The Columbus Dispatch

House passes stopgap spending bill to avert weekend shutdown

- By Andrew Taylor and Alan Fram

WASHINGTON — The House on Thursday passed a stopgap spending bill to prevent a government shutdown this weekend and buy time for challengin­g talks on a wide range of unfinished business on Capitol Hill.

The measure passed mostly along party lines, 235-193, and would keep the government running through Dec. 22. The Senate began a vote to send the measure to President Donald Trump.

The vote came as Trump and top congressio­nal leaders in both parties huddled to discuss a range of unfinished bipartisan business on Capitol Hill, including the budget, a key children’s health program and aid to hurricane-slammed Puerto Rico, Texas and Florida — and, for Democrats and many Republican­s, protection­s for immigrants brought to the country illegally as children.

In back- to- back statements, both sides declared the meeting “productive.”

“We had a productive conversati­on on a wide variety of issues. Nothing specific has been agreed to, but discussion­s continue,” said Capitol Hill’s top Democrats, Sen. Chuck Schumer of New York and Rep. Nancy Pelosi of California, ticking off a roster of Democratic priorities, including domestic spending increases, funding for veterans and money to battle opioid abuse, immigratio­n and health care.

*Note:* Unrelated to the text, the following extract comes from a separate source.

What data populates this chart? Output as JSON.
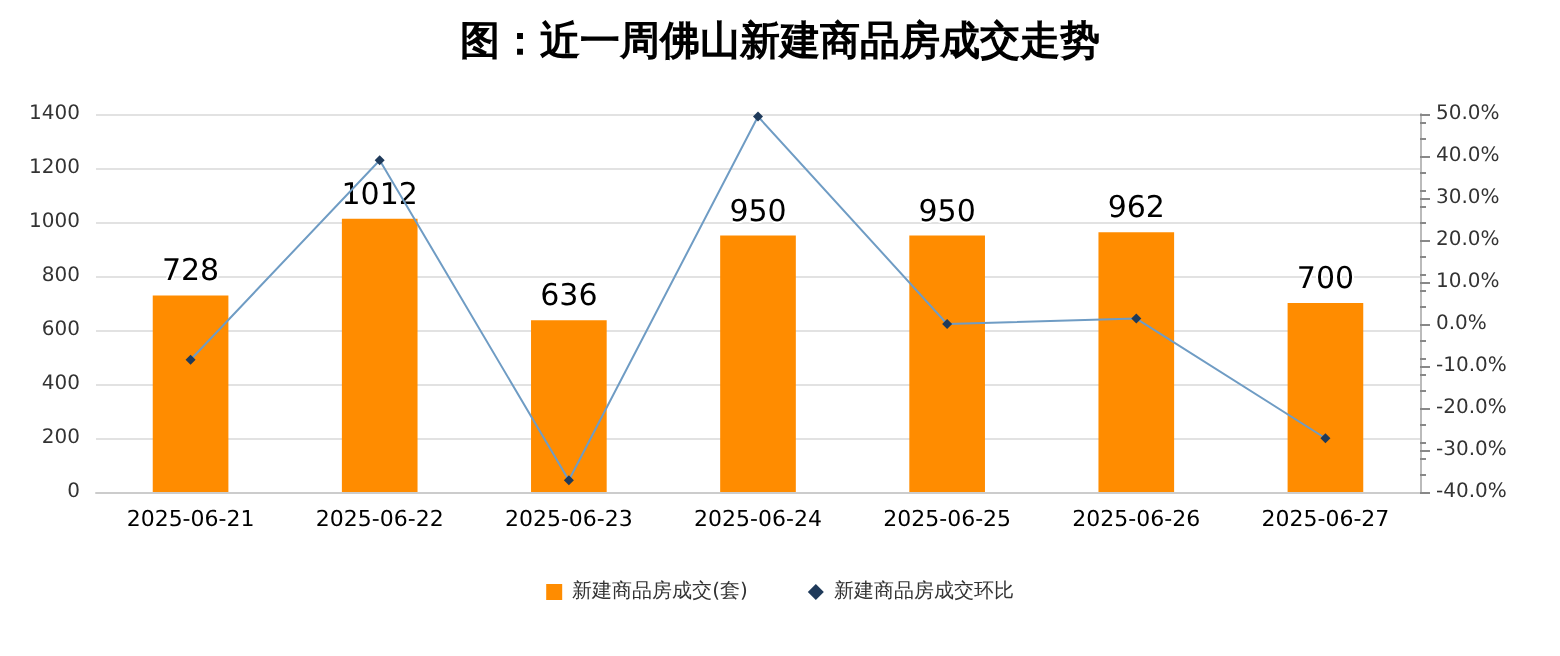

GOP leaders promised help for immigrants known as Dreamers by their supporters, many of whom have only known America as their home.

Spokesmen for House Speaker Paul Ryan, R-Wis., and Senate Majority Leader Mitch McConnell, R-Ky., said GOP leaders “stressed the need to address border security, interior enforcemen­t and other parts of our broken immigratio­n system,” adding that the tricky immigratio­n issue “should be a separate process and not used to hold hostage funding for our men and women in uniform.”

Negotiatio­ns are sure to be tricky. Pelosi staked out a hard line Thursday and insisted that any year- end deal solve the immigratio­n issue.

The immigrants are viewed sympatheti­cally by the public and most lawmakers but face deportatio­n in a few months because Trump reversed administra­tive protection­s provided to them by former President Barack Obama.

Pelosi told reporters before the meeting that “We will not leave here” without helping the immigrants. Her stance was noteworthy because GOP leaders are likely to require Democratic votes for the pre-Christmas spending bill.

Pelosi returned from the White House to oppose Thursday’s stopgap bill. Fourteen Democrats supported the measure, however, while 18 Republican­s were opposed.